The game uses a D6 system. Whereas my other recent Osprey game, Broken Legions, used D10s to deal with very granular modifiers and drawn out one-on-one combats, this game is more about group musketry and quick, bloody hand-to-hand fights. You’re dealing with units of men at a time rather than individuals, and so I’ve tried to keep modifiers to a minimum. The complexity of the mechanics comes in the combinations of special rules and orders, representing the intricacies of command and control on the battlefield – the basic actions taken by units on the other hand, are streamlined, allowing for fast gameplay.
The nuts and bolts of the rules – moving, shooting, fighting, and morale – naturally make up the bulk of the book. Army lists and scenarios make up the remainder – the armies included are France (and their Peninsular allies), Great Britain (and both their Peninsular and Waterloo allies), and Prussia. However, every game needs one or two special features beyond merely [sparkling, flawless] core mechanics to make them stand out from the crowd. The two bits I’m most pleased with in this game are the Cauldron of War Strategies and Commander Traits.
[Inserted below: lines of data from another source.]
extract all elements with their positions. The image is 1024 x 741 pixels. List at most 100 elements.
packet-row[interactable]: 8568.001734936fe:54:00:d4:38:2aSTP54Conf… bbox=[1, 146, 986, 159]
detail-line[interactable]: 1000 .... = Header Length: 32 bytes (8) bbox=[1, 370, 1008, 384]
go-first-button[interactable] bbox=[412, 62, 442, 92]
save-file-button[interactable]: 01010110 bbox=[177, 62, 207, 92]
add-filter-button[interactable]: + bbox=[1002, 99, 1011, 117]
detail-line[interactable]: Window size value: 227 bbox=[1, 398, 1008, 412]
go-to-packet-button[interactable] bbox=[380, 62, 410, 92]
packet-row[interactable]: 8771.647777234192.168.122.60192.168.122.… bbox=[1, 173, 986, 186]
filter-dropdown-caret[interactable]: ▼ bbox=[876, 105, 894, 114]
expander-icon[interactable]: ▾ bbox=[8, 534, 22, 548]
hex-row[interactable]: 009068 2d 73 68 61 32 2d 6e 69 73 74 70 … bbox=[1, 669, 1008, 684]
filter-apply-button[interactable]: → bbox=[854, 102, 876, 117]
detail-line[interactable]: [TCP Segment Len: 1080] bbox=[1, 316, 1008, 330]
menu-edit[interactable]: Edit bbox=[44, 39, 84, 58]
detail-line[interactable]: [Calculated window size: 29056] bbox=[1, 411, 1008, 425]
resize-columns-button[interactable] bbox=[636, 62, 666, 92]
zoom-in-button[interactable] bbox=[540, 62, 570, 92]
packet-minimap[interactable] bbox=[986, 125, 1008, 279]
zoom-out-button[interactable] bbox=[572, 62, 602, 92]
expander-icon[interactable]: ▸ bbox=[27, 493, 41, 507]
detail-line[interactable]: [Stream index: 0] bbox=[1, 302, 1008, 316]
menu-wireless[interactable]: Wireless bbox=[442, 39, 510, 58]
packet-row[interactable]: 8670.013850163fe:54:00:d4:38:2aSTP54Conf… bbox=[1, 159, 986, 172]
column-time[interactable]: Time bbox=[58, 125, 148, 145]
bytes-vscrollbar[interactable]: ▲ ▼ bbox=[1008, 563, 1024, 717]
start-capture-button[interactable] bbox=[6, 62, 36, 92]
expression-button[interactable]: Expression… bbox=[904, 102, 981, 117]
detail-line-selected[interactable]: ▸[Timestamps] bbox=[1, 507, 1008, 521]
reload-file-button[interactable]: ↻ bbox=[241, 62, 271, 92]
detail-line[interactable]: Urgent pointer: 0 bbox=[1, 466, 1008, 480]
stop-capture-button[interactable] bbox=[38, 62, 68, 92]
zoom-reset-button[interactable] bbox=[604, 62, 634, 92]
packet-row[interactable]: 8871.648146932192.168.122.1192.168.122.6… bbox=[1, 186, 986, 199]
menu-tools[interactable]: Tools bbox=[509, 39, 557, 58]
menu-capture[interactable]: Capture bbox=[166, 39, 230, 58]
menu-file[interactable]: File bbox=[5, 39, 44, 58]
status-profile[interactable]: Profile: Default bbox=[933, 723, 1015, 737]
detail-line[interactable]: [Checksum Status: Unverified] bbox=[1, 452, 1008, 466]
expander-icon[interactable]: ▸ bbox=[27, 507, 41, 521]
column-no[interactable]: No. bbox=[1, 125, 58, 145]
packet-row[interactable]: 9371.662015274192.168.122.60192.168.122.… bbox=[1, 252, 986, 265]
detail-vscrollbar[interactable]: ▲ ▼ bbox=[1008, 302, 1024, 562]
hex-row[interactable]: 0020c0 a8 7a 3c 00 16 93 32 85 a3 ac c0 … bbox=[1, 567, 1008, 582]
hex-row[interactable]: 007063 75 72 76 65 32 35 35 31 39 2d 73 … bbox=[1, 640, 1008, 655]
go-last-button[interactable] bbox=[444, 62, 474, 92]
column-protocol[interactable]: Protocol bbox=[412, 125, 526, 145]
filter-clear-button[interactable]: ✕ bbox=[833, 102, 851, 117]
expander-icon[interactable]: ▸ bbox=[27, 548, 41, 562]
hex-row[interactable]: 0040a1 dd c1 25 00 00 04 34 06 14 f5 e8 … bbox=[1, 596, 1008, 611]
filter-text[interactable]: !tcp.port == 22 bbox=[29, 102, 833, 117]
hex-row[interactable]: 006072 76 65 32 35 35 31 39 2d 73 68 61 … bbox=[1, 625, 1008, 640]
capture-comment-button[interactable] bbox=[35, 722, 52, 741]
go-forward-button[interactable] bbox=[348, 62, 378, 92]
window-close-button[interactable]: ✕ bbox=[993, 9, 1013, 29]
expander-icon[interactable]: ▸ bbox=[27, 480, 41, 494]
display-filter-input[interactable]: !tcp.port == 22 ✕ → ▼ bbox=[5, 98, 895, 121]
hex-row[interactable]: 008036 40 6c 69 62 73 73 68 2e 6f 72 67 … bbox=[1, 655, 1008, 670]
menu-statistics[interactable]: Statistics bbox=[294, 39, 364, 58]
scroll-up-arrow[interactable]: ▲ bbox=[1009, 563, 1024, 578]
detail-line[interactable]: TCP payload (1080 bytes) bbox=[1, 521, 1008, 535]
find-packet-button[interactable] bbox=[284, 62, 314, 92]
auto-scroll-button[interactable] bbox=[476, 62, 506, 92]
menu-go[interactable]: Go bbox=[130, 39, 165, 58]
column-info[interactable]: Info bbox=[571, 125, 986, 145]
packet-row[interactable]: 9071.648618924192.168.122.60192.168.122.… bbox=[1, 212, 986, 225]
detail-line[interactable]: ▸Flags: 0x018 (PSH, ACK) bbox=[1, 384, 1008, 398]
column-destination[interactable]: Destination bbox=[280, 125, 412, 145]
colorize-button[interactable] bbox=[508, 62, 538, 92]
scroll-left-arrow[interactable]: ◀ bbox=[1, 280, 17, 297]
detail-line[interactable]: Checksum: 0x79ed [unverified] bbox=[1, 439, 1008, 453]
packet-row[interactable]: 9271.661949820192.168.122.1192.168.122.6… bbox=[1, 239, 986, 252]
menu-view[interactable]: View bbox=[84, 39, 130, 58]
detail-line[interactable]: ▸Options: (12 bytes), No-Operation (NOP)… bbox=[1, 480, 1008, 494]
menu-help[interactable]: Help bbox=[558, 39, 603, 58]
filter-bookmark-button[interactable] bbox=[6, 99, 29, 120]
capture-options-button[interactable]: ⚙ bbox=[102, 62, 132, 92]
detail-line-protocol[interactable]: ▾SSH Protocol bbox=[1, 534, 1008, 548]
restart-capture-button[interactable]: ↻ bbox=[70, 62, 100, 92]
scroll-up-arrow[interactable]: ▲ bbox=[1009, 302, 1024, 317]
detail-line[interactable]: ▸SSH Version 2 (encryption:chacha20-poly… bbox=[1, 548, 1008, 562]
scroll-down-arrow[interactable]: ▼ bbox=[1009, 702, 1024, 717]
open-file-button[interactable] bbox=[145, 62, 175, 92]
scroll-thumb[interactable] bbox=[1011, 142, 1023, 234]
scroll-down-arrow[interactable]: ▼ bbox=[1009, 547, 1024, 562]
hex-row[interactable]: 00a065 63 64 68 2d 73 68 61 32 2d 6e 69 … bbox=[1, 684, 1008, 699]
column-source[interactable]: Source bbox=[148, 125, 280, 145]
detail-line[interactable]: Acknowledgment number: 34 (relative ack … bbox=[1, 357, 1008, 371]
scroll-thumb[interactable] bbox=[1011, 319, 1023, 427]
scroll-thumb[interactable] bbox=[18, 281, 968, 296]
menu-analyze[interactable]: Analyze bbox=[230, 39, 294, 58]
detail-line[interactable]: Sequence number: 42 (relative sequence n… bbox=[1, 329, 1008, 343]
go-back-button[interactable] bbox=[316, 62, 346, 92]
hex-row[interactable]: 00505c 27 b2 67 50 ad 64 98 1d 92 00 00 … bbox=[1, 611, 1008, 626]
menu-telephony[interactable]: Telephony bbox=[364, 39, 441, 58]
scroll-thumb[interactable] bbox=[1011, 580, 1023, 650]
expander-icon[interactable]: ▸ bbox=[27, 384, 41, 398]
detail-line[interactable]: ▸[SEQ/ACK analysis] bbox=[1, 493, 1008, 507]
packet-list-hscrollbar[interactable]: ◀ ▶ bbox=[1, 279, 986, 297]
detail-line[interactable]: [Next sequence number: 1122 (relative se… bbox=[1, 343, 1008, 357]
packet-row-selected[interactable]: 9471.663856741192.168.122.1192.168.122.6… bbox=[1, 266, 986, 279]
Cauldron of War Strategies are randomly determined for each player in the first turn of the game. This special rule represents the raging battle that is going on just beyond the bounds of the gaming area, as though the skirmish taking place is merely a snapshot of a much larger engagement being fought all around. So, for instance, you might gain ‘The Big Battalions’, which means you have some large blocks of infantry just off the board, and when your opponent moves a unit to within 12” of the edge, you can give them a volley of massed musket fire. Similarly, you might roll ‘Artillery Bombardment’, meaning that some of your army’s cannons are directed in the direction of the skirmish action, sending a timely bombardment to shock and awe the enemy.